Primarily through lowering low-density lipoprotein cholesterol (LDL-C), statins have an established role in reducing the incidence of stroke and cardiovascular events, and expert consensus guidelines endorse intensive LDL-lowering therapy for secondary prevention of stroke [1]. However, discontinuation of statin is not infrequently encountered in real-world practice for various reasons. Possible reasons include a prior stroke that was a non-atherosclerotic type (i.e., hemorrhagic stroke or cardioembolic stroke), inability of the patient to afford the medications, or drug adverse effects that caused the patient to be instructed by their physician to stop the statin [2]. Indeed, another stroke registry study showed that discontinuation of statin within the first year after the index event was prompted by the physician rather than by the patient in the majority of cases [3].
Discontinuation of statin is found to result in various biochemical and molecular changes within the vascular environment. In the vascular smooth muscle cells increased proatherogenic and procoagulant activity are observed [4]. Specifically, acute withdrawal of statin is associated with increased expression of tissue factor and monocyte chemoattractant protein-1, and with upregulation of angiotensin II type 1 receptor in the smooth muscle cells [4,5]. In the vascular endothelium, there are remarkable reductions of endothelial nitric oxide synthase activity, followed by decreased nitric oxide levels [5]. These biochemical changes in the endothelium are mediated by increased guanosine triphosphatase (GTPase) activity due to activated GTP-binding protein Rho, which is bound to the increased isoprenoid compounds (the intermediates of the cholesterol biosynthetic pathway) after statin withdrawal [5]. In a recent meta-analysis, statin therapy showed a beneficial effect on arterial stiffness, which is an independent predictor of cardiovascular events [6]. Another study comprising 16 healthy volunteers showed that acute withdrawal of statins led to decreased evoked hemodynamic responses reflecting reduced nitric oxide bioavailability [7].
It is well-known that carotid bifurcation is vulnerable to the accumulation of plaques and thereby lose its elasticity earlier than other vessels.
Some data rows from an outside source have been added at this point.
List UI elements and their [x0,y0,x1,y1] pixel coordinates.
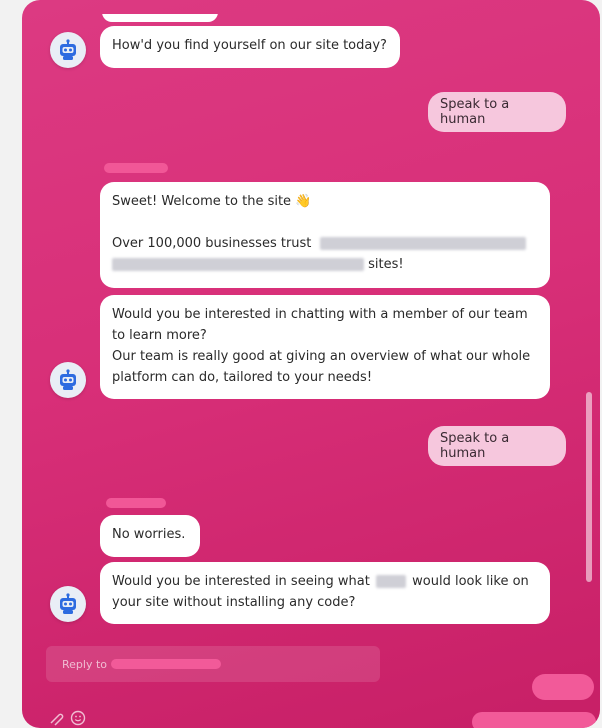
message-text: Over 100,000 businesses trust [112,236,312,251]
message-text: Would you be interested in chatting with… [112,307,528,322]
redacted-text [319,237,526,250]
message-text: sites! [368,257,404,272]
bot-avatar-icon [50,362,86,398]
bot-name-tag [104,163,168,173]
send-button[interactable] [532,674,594,700]
emoji-icon[interactable] [70,710,86,728]
bot-avatar-icon [50,586,86,622]
message-line: sites! [112,254,538,275]
message-line: Would you be interested in seeing what w… [112,571,538,592]
message-text: Sweet! Welcome to the site 👋 [112,194,312,209]
button-label: Speak to a human [440,431,510,461]
redacted-text [111,659,222,669]
footer-redacted [472,712,596,728]
reply-placeholder: Reply to [62,657,108,671]
message-text: Our team is really good at giving an ove… [112,349,531,364]
speak-to-human-button[interactable]: Speak to a human [428,92,566,132]
message-text: Would you be interested in seeing what [112,574,370,589]
bot-message: No worries. [100,515,200,557]
bot-avatar-icon [50,32,86,68]
message-text: to learn more? [112,328,207,343]
bot-message: Would you be interested in seeing what w… [100,562,550,624]
reply-input[interactable]: Reply to [46,646,380,682]
message-text: your site without installing any code? [112,595,356,610]
message-text: How'd you find yourself on our site toda… [112,38,387,53]
previous-message-edge [102,14,218,22]
message-text: would look like on [412,574,529,589]
redacted-text [112,258,364,271]
bot-message: How'd you find yourself on our site toda… [100,26,400,68]
redacted-text [376,575,407,588]
bot-message: Would you be interested in chatting with… [100,295,550,399]
message-text: platform can do, tailored to your needs! [112,370,373,385]
attachment-icon[interactable] [48,710,64,728]
chat-panel: How'd you find yourself on our site toda… [22,0,600,728]
message-line: Over 100,000 businesses trust [112,233,538,254]
bot-message: Sweet! Welcome to the site 👋 Over 100,00… [100,182,550,288]
message-text: No worries. [112,527,186,542]
button-label: Speak to a human [440,97,510,127]
scrollbar[interactable] [586,392,592,582]
bot-name-tag [106,498,166,508]
speak-to-human-button[interactable]: Speak to a human [428,426,566,466]
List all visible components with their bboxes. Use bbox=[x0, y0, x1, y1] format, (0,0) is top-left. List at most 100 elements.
Given that decreased carotid artery distensibility (i.e., increased stiffness and decreased elasticity) is associated with incident ischemic stroke as well as severity of atherosclerosis [8], we can deduce that acute withdrawal of statin may increase stiffness in the carotid artery, possibly having a deleterious effect on recurrent vascular events in high cardiovascular risk patients.
To reiterate the importance of maintaining statin medication, Kim et al. [9] set out to assess the changes in carotid artery distensibility after statin withdrawal in 37 dyslipidemia patients free of cerebrovascular diseases by calculating strain and β-stiffness indices based on the mean diameters of common carotid artery during three cardiac cycles. Despite being a relatively small sample size, a transient decrease in carotid artery distensibility was consistent through all the patients at least till 7 days after the discontinuation of statin. This transient decrease in vascular elasticity after statin withdrawal may partly contribute to the worse clinical course in the acute ischemic stroke.
It is not clear whether abrupt statin withdrawal may influence the risk of clinical cardiovascular events, especially among vascular disease-free but high-risk patients. Nevertheless, this study [9] implies the beneficial legacy effect of statins and endorses early prescription of statins (as such for antiplatelet drugs) at least to preserve the hemodynamic effect in patients with acute stroke setting.